Farmaci
05 Aprile 2024L'inibitore osimertinib in combinazione con la chemioterapia ha dimostrato di prolungare la sopravvivenza dei pazienti con tumore del polmone avanzato con mutazione di EGFR, riducendone il rischio di progressione
L'inibitore osimertinib in combinazione con la chemioterapia ha dimostrato di prolungare la sopravvivenza dei pazienti con tumore del polmone avanzato con mutazione di EGFR, riducendone il rischio di progressione. Lo confermano i I risultati dello studio AstraZeneca di Fase III FLAURA2 presentati durante il congresso European Lung Cancer Congress (ELCC) 2024 che si è svolto recentemente a Praga, Repubblica Ceca. Questi risultati fanno seguito alla presentazione dei dati sull'endpoint primario avvenuta lo scorso anno all'International Association for the Study of Lung Cancer (IASLC) World Conference on Lung Cancer (WCLC) 2023 e alla pubblicazione sul The New England Journal of Medicine. A febbraio 2024, sulla base di questi risultati, il trattamento con osimertinib più chemioterapia è stato approvato negli Stati Uniti a seguito di una Priority Review da parte della Food and Drug Administration (FDA). "Nel 2023, in Italia, sono stati stimati circa 44mila nuovi casi di tumore del polmone - spiega Filippo de Marinis, Direttore della Divisione di Oncologia Toracica dell'Istituto Europeo di Oncologia (IEO) di Milano e Presidente di AIOT (Associazione Italiana di Oncologia Toracica) -. Purtroppo l'80% delle diagnosi avviene in fase avanzata, da qui l'importanza di opzioni terapeutiche sempre più efficaci per questi pazienti. È incoraggiante il miglioramento dei risultati post-progressione con l'aggiunta della chemioterapia allo standard di cura in prima linea rappresentato da osimertinib, evidenziato nello studio FLAURA2. Ed è particolarmente confortante l'andamento coerente e favorevole della sopravvivenza globale osservato con un follow-up a 2 anni.
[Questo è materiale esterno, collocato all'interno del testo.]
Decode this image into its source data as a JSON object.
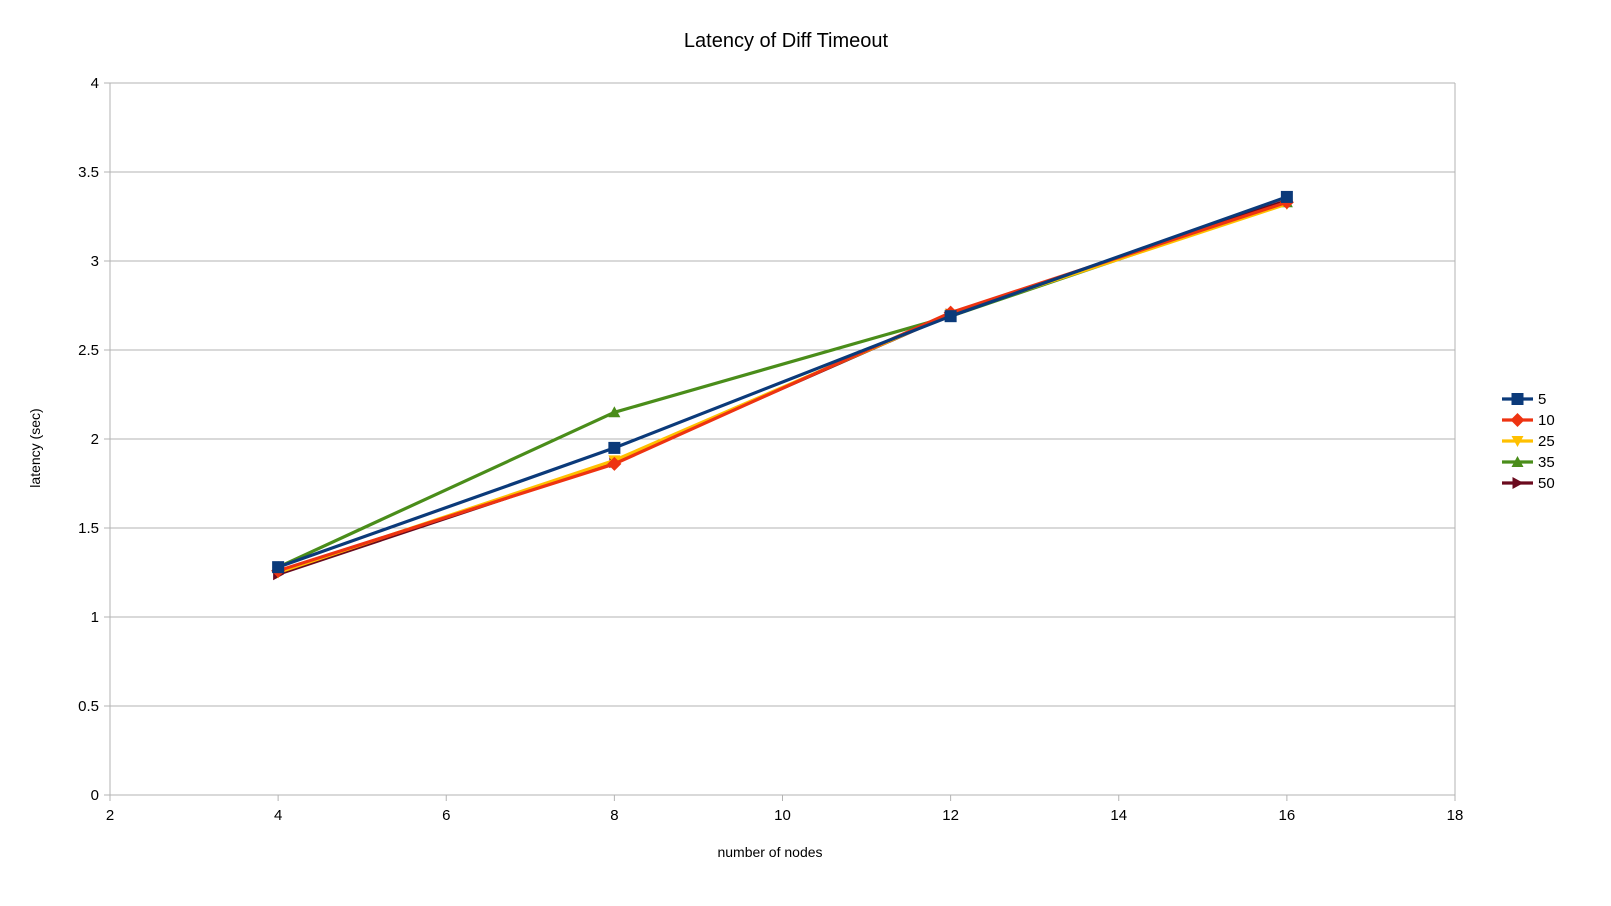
{
  "chart_data": {
    "type": "line",
    "title": "Latency of Diff Timeout",
    "xlabel": "number of nodes",
    "ylabel": "latency (sec)",
    "xlim": [
      2,
      18
    ],
    "ylim": [
      0,
      4
    ],
    "xticks": [
      2,
      4,
      6,
      8,
      10,
      12,
      14,
      16,
      18
    ],
    "yticks": [
      0,
      0.5,
      1,
      1.5,
      2,
      2.5,
      3,
      3.5,
      4
    ],
    "xtick_labels": [
      "2",
      "4",
      "6",
      "8",
      "10",
      "12",
      "14",
      "16",
      "18"
    ],
    "ytick_labels": [
      "0",
      "0.5",
      "1",
      "1.5",
      "2",
      "2.5",
      "3",
      "3.5",
      "4"
    ],
    "grid": "horizontal",
    "legend_position": "right",
    "x": [
      4,
      8,
      12,
      16
    ],
    "series": [
      {
        "name": "5",
        "values": [
          1.28,
          1.95,
          2.69,
          3.36
        ],
        "color": "#0b3a7a",
        "marker": "square"
      },
      {
        "name": "10",
        "values": [
          1.26,
          1.86,
          2.71,
          3.33
        ],
        "color": "#ee3311",
        "marker": "diamond"
      },
      {
        "name": "25",
        "values": [
          1.25,
          1.88,
          2.7,
          3.32
        ],
        "color": "#ffc000",
        "marker": "triangle-down"
      },
      {
        "name": "35",
        "values": [
          1.28,
          2.15,
          2.69,
          3.33
        ],
        "color": "#4a8d1a",
        "marker": "triangle-up"
      },
      {
        "name": "50",
        "values": [
          1.24,
          1.87,
          2.7,
          3.34
        ],
        "color": "#6b0a1e",
        "marker": "triangle-right"
      }
    ],
    "draw_order": [
      "35",
      "50",
      "25",
      "10",
      "5"
    ]
  }
}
Questi risultati rafforzano l'efficacia già dimostrata da osimertinib in monoterapia con lo studio FLAURA e attestano ulteriormente l'importanza di questa opzione terapeutica". Per Susan Galbraith, executive Vice President, Oncology R&D, AstraZeneca: "FLAURA2 conferma osimertinib come terapia di prima scelta nel NSCLC EGFRm, sia in monoterapia che in combinazione con chemioterapia, offrendo il beneficio di sopravvivenza libera da progressione più esteso mai riportato nel setting avanzato di prima linea. Siamo orgogliosi di osservare un andamento favorevole di sopravvivenza globale e siamo impazienti di vedere come i dati possano evolvere nel tempo", conclude.